Update (21st April, 2019). Removed the reference / initial trigger behind my question (please see comment thread below for the reasons). Am retaining, of course, the actual question, noted both in the title as well as in the post below.
The key questions of this post are the following:
1. How "disastrous" would inconsistency of ZFC really be?
2. A slightly more refined question is: what would be the major consequences of different types of alleged inconsistencies in ZFC?
Old material (the "no-longer relevant" part of the question).
I was happily surfing the arXiv, when I was jolted by the following paper:
Inconsistency of the Zermelo-Fraenkel set theory with the axiom of choice and its effects on the computational complexity by M. Kim, Mar. 2012.

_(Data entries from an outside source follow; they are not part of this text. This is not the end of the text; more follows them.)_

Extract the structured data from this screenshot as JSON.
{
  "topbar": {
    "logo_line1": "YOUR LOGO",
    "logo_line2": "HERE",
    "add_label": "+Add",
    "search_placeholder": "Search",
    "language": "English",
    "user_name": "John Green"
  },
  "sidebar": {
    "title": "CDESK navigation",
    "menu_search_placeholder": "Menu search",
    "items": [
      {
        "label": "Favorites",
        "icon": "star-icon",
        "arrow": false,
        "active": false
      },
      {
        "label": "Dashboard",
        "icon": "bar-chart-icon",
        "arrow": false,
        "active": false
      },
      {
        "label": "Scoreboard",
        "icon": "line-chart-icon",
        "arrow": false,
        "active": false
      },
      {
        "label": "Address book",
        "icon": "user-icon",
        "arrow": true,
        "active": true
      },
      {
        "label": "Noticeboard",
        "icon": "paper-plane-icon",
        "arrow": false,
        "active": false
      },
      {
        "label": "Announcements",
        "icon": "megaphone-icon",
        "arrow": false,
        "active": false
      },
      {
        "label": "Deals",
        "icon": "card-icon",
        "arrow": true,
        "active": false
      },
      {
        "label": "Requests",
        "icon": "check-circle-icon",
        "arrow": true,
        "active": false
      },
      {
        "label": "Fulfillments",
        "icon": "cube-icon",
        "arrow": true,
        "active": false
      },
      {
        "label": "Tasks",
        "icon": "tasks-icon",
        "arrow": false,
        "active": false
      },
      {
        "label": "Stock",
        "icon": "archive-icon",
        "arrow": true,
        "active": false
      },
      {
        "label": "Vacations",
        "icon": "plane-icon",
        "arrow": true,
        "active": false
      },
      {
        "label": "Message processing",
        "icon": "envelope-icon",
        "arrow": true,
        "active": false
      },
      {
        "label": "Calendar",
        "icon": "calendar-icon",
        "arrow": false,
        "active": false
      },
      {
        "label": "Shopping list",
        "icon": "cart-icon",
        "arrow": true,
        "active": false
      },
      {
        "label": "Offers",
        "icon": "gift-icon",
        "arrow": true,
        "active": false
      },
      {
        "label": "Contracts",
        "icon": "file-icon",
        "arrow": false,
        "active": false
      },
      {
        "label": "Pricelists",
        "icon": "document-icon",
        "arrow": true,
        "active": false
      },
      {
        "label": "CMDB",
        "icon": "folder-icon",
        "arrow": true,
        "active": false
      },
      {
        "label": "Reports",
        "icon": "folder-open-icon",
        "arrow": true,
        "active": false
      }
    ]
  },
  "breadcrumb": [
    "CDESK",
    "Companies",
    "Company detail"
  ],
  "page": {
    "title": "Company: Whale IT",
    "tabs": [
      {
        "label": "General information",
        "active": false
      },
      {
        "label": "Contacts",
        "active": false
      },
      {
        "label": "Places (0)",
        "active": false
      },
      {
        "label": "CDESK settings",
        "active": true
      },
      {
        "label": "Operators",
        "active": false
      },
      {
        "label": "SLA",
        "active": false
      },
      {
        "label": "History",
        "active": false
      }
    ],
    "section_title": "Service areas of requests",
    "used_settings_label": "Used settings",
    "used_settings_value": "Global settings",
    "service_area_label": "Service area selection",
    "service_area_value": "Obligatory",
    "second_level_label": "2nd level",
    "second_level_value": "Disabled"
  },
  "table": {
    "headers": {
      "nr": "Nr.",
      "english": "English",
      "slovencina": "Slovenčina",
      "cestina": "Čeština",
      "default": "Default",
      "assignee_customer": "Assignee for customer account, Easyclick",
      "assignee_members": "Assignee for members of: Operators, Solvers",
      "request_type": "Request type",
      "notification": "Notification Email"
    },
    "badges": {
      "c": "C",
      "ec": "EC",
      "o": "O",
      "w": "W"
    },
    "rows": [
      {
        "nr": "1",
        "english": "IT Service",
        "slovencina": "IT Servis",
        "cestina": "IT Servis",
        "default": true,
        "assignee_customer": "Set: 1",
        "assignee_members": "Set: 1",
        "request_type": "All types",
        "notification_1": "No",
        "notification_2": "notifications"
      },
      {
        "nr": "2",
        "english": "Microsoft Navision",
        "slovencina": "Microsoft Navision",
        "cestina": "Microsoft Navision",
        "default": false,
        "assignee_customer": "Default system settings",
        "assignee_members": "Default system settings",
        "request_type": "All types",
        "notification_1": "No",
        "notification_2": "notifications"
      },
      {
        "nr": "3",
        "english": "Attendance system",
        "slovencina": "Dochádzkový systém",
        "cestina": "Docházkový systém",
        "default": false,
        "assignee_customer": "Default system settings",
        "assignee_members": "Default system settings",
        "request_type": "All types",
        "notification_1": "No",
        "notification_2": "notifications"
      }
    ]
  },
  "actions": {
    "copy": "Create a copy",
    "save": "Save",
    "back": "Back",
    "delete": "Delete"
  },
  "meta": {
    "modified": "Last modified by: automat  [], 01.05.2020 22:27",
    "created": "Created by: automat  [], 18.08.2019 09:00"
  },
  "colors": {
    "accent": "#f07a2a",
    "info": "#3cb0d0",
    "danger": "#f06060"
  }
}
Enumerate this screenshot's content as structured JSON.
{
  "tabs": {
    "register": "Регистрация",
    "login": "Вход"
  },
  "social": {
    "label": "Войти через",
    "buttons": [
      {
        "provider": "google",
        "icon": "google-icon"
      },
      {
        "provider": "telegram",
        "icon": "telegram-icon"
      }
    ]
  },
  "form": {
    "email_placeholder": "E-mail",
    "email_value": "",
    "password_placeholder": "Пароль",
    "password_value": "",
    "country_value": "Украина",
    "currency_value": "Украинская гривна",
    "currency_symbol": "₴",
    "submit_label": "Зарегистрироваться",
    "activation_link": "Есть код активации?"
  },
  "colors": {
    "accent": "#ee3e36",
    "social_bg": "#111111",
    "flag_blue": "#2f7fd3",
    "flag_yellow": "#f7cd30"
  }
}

Abstract. This paper exposes a contradiction in the Zermelo-Fraenkel set theory with the axiom of choice (ZFC). While Godel's incompleteness theorems state that a consistent system cannot prove its consistency, they do not eliminate proofs using a stronger system or methods that are outside the scope of the system. The paper shows that the cardinalities of infinite sets are uncontrollable and contradictory. The paper then states that Peano arithmetic, or first-order arithmetic, is inconsistent if all of the axioms and axiom schema assumed in the ZFC system are taken as being true, showing that ZFC is inconsistent. The paper then exposes some consequences that are in the scope of the computational complexity theory.
Now this seems to be a very major claim, and I lack the background to be able to judge if the claim is true, or there is some subtle or even obvious defect in the paper's arguments. But picking on this paper itself is not the purpose of my question.
If you feel that my questions might not admit "clearly right" answers, I will be happy to make this post CW.